Cliff, who founded the company and launched their first product in 2018, said feedback has been overwhelmingly positive from the construction companies, excavators and trucking companies who have signed up in the last few months.

“We are documenting every step along the way, and as long as the truck driver does what he’s supposed to do, the company has less risk because it’s all documented,” Cliff said. “They get updates the second the truck route is complete.”

Lessons from COVID-19

As regulations surrounding the pandemic begin to wane, lessons learned during that time have changed how we interact with each other, and some changes may have a lasting effect. One of the other Soil Connect offerings — a necessity during the pandemic — turns out to have benefits beyond preventing the spread of the disease.

The first product Soil Connect launched was eTicketing, and it has had major benefits during and after the pandemic.

“What’s interesting about eTicketing is we are digitizing the entire workflow,” Cliff said. “The old method for keeping track of dirt coming and going is all hand-written tickets. At the end of the week, someone collects and reviews all these pieces of paper and uses them to generate invoices. It’s so labor intensive.”

On the other hand, eTickietng digitizes workflow, and depending on the size of their operation, users can save thousands of dollars a week, a month or a year in administrative costs.

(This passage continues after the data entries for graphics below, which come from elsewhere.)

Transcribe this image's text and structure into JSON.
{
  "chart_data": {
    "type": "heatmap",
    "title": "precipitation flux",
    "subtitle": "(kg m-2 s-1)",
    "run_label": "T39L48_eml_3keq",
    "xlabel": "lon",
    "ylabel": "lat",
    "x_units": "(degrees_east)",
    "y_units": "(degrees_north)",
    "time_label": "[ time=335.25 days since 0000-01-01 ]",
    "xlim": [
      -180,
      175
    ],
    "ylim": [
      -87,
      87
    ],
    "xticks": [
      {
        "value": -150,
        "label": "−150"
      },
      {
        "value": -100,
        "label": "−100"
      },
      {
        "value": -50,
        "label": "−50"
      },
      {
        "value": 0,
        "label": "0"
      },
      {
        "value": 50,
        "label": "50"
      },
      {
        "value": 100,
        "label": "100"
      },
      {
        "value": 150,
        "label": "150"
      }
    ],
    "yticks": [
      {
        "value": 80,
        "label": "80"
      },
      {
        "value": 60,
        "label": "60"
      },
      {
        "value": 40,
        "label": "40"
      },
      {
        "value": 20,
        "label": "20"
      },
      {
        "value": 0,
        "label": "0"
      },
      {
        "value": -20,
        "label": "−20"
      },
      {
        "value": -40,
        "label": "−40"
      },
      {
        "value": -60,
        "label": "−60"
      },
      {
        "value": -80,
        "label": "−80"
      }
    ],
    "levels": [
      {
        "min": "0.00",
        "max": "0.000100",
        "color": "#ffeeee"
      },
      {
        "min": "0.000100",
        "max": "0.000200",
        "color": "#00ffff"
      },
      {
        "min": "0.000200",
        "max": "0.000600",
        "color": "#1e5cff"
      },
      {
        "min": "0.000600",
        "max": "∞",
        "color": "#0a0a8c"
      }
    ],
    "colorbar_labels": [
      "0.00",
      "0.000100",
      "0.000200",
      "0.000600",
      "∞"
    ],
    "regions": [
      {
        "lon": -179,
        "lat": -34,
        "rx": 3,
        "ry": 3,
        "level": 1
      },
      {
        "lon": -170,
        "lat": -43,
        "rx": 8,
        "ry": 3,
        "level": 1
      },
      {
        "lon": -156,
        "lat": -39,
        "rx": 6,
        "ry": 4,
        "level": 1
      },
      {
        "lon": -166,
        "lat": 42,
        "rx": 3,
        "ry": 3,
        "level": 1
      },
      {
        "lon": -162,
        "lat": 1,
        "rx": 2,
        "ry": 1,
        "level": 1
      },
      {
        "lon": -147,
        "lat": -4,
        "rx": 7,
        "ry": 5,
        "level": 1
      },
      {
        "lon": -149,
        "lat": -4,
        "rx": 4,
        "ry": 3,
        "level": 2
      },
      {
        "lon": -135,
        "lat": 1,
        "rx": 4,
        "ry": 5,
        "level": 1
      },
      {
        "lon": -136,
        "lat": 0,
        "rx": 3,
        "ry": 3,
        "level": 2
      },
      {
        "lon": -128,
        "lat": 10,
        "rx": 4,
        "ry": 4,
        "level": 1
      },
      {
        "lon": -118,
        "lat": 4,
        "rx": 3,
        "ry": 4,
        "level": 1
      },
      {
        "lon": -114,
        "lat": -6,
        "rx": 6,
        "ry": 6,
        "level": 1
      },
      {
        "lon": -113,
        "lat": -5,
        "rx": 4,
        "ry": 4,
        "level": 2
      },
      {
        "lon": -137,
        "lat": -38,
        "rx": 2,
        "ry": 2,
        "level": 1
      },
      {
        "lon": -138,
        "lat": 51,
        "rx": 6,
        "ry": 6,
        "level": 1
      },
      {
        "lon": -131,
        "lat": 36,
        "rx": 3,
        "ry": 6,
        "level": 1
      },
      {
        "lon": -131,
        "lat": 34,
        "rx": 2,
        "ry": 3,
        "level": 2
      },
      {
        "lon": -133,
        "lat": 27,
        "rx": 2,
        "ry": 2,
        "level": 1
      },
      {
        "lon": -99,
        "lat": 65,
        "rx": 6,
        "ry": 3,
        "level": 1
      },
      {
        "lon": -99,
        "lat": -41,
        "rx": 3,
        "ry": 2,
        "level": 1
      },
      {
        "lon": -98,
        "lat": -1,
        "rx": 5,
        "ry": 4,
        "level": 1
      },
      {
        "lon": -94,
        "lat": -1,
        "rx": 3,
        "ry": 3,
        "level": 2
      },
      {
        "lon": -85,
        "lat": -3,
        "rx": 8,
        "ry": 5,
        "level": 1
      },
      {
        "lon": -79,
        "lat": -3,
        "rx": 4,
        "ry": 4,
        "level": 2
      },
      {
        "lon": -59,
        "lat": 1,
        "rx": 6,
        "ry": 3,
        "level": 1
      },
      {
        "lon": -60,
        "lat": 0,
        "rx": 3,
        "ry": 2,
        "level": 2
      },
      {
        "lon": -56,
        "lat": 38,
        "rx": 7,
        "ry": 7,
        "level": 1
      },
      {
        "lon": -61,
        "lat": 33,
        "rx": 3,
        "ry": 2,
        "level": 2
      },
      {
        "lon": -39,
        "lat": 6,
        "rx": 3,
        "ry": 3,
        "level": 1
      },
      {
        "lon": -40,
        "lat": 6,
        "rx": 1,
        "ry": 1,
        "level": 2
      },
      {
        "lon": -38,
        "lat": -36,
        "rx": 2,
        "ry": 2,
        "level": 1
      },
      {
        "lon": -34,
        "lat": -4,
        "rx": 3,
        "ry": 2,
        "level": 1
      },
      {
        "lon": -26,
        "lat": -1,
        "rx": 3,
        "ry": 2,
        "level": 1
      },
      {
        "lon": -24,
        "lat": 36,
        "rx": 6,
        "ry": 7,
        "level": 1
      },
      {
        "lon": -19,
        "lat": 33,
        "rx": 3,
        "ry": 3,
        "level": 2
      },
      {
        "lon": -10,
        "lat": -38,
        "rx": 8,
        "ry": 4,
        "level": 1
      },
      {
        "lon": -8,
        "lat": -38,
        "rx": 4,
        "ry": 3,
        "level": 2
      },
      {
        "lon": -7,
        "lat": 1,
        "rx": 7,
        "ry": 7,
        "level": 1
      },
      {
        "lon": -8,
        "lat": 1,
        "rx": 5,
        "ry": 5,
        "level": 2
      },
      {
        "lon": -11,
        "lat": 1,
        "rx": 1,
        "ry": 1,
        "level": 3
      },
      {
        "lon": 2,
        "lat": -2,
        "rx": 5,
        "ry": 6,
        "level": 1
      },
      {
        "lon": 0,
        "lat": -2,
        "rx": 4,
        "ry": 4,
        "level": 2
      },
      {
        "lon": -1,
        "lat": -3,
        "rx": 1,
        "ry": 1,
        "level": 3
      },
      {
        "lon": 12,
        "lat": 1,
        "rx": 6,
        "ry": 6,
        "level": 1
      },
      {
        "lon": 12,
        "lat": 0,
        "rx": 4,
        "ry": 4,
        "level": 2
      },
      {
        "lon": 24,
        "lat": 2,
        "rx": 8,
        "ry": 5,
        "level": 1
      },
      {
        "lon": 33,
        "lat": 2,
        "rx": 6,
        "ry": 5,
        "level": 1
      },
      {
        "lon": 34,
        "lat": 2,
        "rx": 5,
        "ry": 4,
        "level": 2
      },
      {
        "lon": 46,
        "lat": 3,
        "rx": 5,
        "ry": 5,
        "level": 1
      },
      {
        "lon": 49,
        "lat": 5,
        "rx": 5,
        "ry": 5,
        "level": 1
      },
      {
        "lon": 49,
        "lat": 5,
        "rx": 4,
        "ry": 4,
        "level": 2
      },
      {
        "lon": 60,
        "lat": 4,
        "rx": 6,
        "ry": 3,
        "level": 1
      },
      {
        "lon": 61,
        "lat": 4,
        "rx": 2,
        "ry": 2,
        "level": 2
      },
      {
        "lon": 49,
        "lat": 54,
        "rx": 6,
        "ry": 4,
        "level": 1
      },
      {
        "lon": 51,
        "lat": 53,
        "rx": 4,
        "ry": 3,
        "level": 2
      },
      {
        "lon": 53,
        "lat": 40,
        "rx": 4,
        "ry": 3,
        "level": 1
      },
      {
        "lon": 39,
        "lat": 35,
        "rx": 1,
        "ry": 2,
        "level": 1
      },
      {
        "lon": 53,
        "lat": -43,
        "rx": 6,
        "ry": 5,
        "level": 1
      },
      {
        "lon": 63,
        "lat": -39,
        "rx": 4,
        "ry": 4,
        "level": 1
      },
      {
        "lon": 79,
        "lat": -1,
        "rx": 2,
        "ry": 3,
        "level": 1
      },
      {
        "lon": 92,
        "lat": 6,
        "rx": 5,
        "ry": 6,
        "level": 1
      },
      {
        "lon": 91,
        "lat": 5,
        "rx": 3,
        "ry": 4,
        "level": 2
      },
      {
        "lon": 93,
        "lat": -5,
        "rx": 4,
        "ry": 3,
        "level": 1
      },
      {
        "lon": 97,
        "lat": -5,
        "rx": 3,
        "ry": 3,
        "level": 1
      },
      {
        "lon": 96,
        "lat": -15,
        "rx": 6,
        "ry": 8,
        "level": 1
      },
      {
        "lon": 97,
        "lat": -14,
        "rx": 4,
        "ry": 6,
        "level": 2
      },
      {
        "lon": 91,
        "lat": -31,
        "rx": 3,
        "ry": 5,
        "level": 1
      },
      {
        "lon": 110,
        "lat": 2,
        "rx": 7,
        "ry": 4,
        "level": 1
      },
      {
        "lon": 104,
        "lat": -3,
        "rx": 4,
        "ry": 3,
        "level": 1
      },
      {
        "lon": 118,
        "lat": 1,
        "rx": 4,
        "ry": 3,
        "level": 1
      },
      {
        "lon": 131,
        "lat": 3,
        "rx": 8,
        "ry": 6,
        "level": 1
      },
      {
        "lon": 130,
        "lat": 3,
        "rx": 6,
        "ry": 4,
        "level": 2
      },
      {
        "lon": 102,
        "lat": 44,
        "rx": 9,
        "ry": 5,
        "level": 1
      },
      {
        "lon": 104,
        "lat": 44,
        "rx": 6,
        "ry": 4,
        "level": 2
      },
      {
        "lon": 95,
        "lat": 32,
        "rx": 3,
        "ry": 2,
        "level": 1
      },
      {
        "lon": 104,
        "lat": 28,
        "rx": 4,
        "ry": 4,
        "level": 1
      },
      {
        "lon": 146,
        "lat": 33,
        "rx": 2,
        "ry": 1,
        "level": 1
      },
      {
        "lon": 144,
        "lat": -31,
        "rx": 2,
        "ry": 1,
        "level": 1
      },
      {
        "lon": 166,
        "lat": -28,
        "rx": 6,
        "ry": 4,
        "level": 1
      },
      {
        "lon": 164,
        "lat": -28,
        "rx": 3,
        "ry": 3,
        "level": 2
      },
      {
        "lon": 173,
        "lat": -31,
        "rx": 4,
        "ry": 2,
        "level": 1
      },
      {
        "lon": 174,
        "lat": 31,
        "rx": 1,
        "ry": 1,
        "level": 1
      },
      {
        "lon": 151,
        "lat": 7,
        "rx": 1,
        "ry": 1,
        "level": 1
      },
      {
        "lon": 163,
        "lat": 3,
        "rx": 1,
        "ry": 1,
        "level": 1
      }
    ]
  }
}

During the darkest part of the pandemic, work on mission-critical infrastructure projects proceeded as planned, but with additional precautions for workers. Soil Connect’s eTicketing app helped keep truckers and excavators safe by not requiring a pen-and-paper signature, or any other personal contact.

As it turns out, keeping truckers in their cab helps protect them from other hazards, too.

“In the middle of COVID, we created a contactless eTicketing product to keep drivers away from everybody in the field,” Cliff said. “We quickly realized it’s safer overall to keep the driver in their truck.”

Cliff reached out to the insurance industry and found out more than 80 percent of truck driver accidents and injuries happen within 25 feet of the truck.

“With the old paper system, they have to jump out of the truck to get a signature and fall over a rock and get injured,” he said. “The contactless eTicketing feature was designed just for COVID, but it’s just safer. And it’s been well received by the trucking industry.”

And with the quick ticket feature, truckers can create a ticket right from their phones in the cab. They can also login and make changes to a ticket without having to call back to the office and print out yet another sheet of paper.

No risk to try

Cliff said Soil Connect is giving new customers a 14-day free trial of each of their software offerings, on top of the always-free Soil Connect Marketplace — the soil clearinghouse that started it all.

“The Marketplace is free, and eTickets and eRegulatory are free for the first month. We are really trying to innovate the old school world. We use the term ‘gently disrupt’ to describe our revolution,” Cliff said. “We’ve been doing things the same way for a thousand years. I can’t begin to tell you how many times I’ve heard ‘I’ve been doing this the same way for 40 years’ and now the technology is here to make everyone’s job easier.”